Quando ele me abraçou por trás, não me movi.
Senti o calor do corpo dele antes mesmo do toque — aquela antecipação que é quase mais intensa do que o próprio contato. Seus braços me envolveram pela cintura com uma gentileza que não combinava com a tensão que eu sentia nele. A respiração dele chegava quente no meu pescoço.
Meu coração batia como se quisesse sair.
Ele me apertou mais. Senti suas mãos subirem devagar pela minha barriga, por dentro da blusa, até encontrarem meus seios. Não reagi — não porque estava paralisada, mas porque cada parte do meu corpo havia tomado uma decisão que minha cabeça ainda fingia não ter tomado.
Quando sua mão desceu por dentro da saia, beijando minha nuca enquanto sua mão entrou por dentro da minha calcinha, quando senti sua mão em minha buceta, empinei a bunda um pouco, mas levemente puxei sua mão, sem fazer muito esforço, na verdade não queria que ele parasse, mas temia que surgisse alguém.
eu murmurei:
— Precisamos ter cuidado. Se aparecer alguém...
Era menos um aviso do que uma admissão. Eu estava dizendo: estou aqui. Só tenho medo de ser vista.

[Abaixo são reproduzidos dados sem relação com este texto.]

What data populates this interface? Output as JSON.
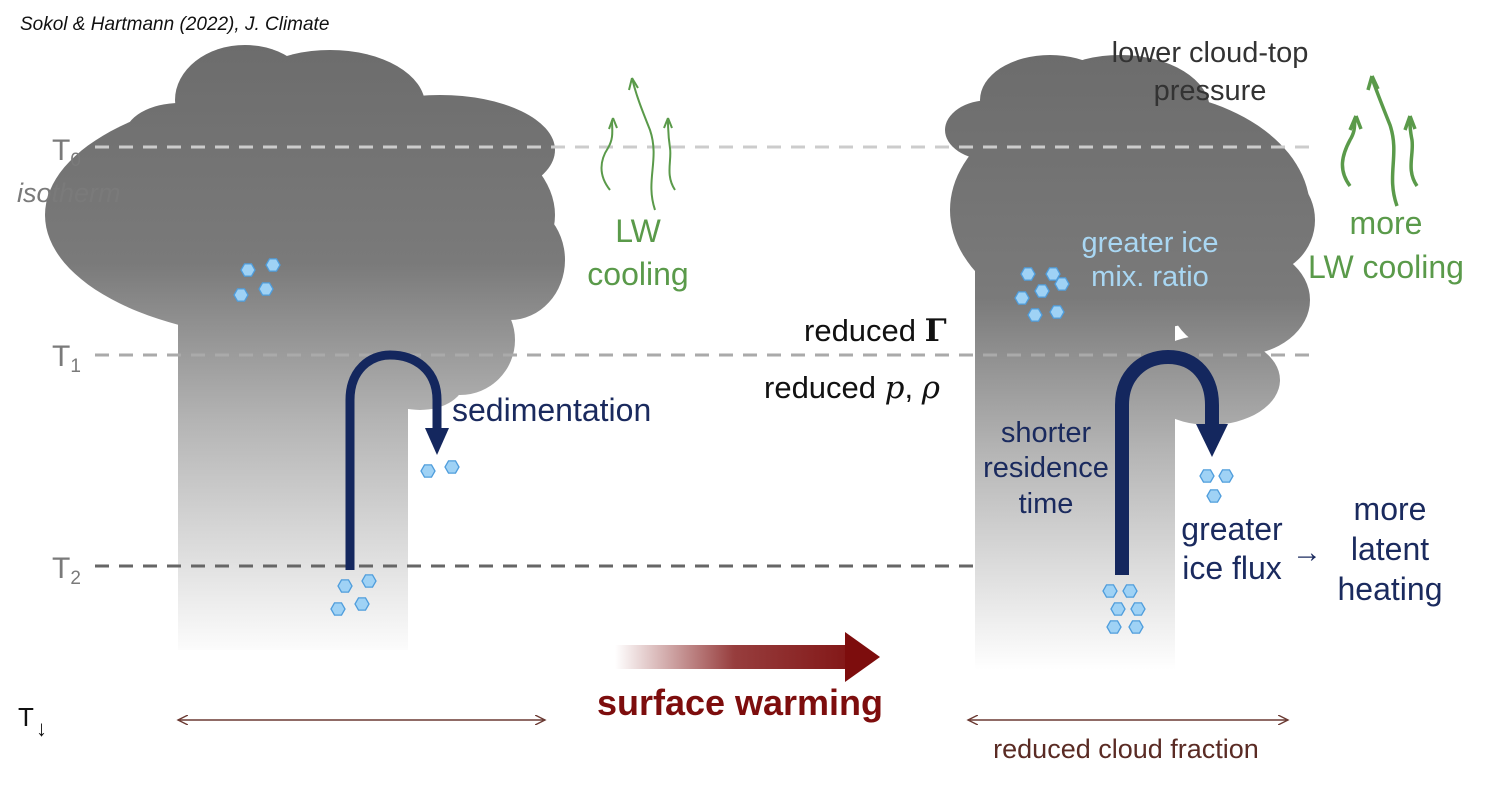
{
  "citation": "Sokol & Hartmann (2022), J. Climate",
  "isotherms": {
    "t0_main": "T",
    "t0_sub": "0",
    "t1_main": "T",
    "t1_sub": "1",
    "t2_main": "T",
    "t2_sub": "2",
    "isotherm_label": "isotherm"
  },
  "left_cloud": {
    "lw_line1": "LW",
    "lw_line2": "cooling",
    "sedimentation": "sedimentation"
  },
  "middle": {
    "reduced_gamma_text": "reduced ",
    "gamma_symbol": "Γ",
    "reduced_p_text": "reduced ",
    "p_symbol": "p",
    "comma": ", ",
    "rho_symbol": "ρ"
  },
  "right_cloud": {
    "ctp_line1": "lower cloud-top",
    "ctp_line2": "pressure",
    "ice_mix_line1": "greater ice",
    "ice_mix_line2": "mix. ratio",
    "more_lw_line1": "more",
    "more_lw_line2": "LW cooling",
    "residence_line1": "shorter",
    "residence_line2": "residence",
    "residence_line3": "time",
    "ice_flux_line1": "greater",
    "ice_flux_line2": "ice flux",
    "arrow_glyph": "→",
    "latent_line1": "more",
    "latent_line2": "latent",
    "latent_line3": "heating",
    "cloud_fraction": "reduced cloud fraction"
  },
  "bottom": {
    "warming": "surface warming",
    "t_axis": "T",
    "t_arrow": "↓"
  },
  "colors": {
    "cloud": "#6c6c6c",
    "sedimentation_arrow": "#14275e",
    "lw_green": "#5a9a4a",
    "warming_red": "#7d0d0d",
    "ice_crystal": "#9fd2f5"
  }
}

Ele me virou para si. Nos beijamos com aquela urgência de quem sabe que está fazendo algo que não pode ser desfeito. Levei as mãos aos cabelos dele e os desgrenhei, sentindo o peso suave da cabeça dele contra as minhas palmas.
Naquele momento o mundo parou, senti apenas um imenso desejo de dizer me come, parece até mesmo que ele leu meus pensamentos.

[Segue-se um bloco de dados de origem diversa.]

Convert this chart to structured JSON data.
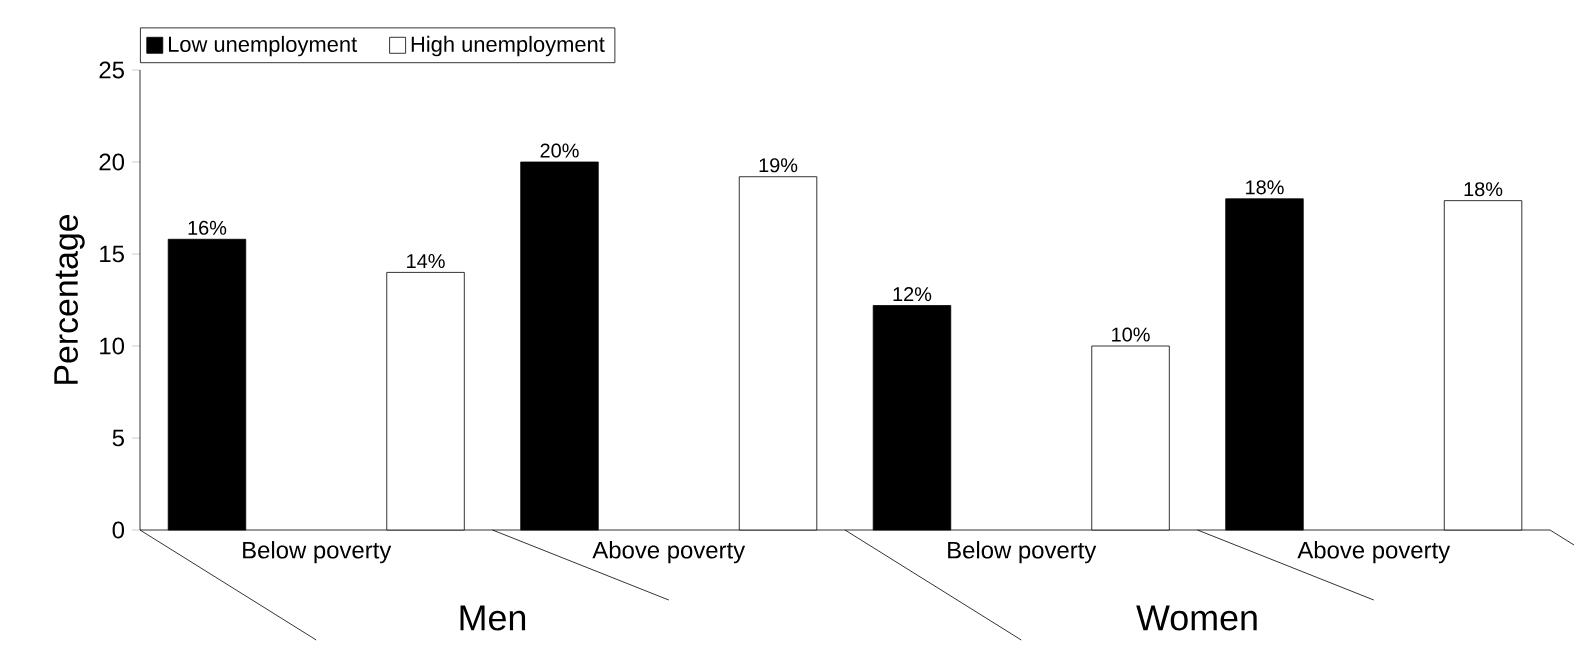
{
  "chart_data": {
    "type": "bar",
    "ylabel": "Percentage",
    "categories": [
      "Below poverty",
      "Above poverty",
      "Below poverty",
      "Above poverty"
    ],
    "series": [
      {
        "name": "Low unemployment",
        "color": "#000000",
        "values": [
          15.8,
          20.0,
          12.2,
          18.0
        ],
        "value_labels": [
          "16%",
          "20%",
          "12%",
          "18%"
        ]
      },
      {
        "name": "High unemployment",
        "color": "#ffffff",
        "values": [
          14.0,
          19.2,
          10.0,
          17.9
        ],
        "value_labels": [
          "14%",
          "19%",
          "10%",
          "18%"
        ]
      }
    ],
    "ylim": [
      0,
      25
    ],
    "yticks": [
      0,
      5,
      10,
      15,
      20,
      25
    ],
    "legend": "top left",
    "annotations": [
      "Men",
      "Women"
    ]
  }
}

Quando ele foi até a porta e a fechou, algo dentro de mim relaxou e tensionou ao mesmo tempo.
Sabia que estava entrando numa estrada sem retorno. E escolhi continuar andando.
Ele veio e me abraçou novamente e já estávamos outra vez aos beijos, foi a primeira vez que estava decidida a me entregar aquele homem, ele era casado com uma grande amiga minha, mas naquele momento ele também me pertencia, e me entreguei aos seus caprichos e loucuras.
— Você está louco, fechou a porta? — balbuciei no seu ouvido.
— Sim estou louco por você. — disse ele baixinho no meu ouvido. — Louco por você, meu amor! — Continuou. — Sempre te desejei. —
Ele me virou de costas e me abraçou outra vez por trás, senti seu pau latejando querendo sair da calça social azul escuro, sua camisa também azul. Ele muito rápido enquanto me abraçava levantou minha saia.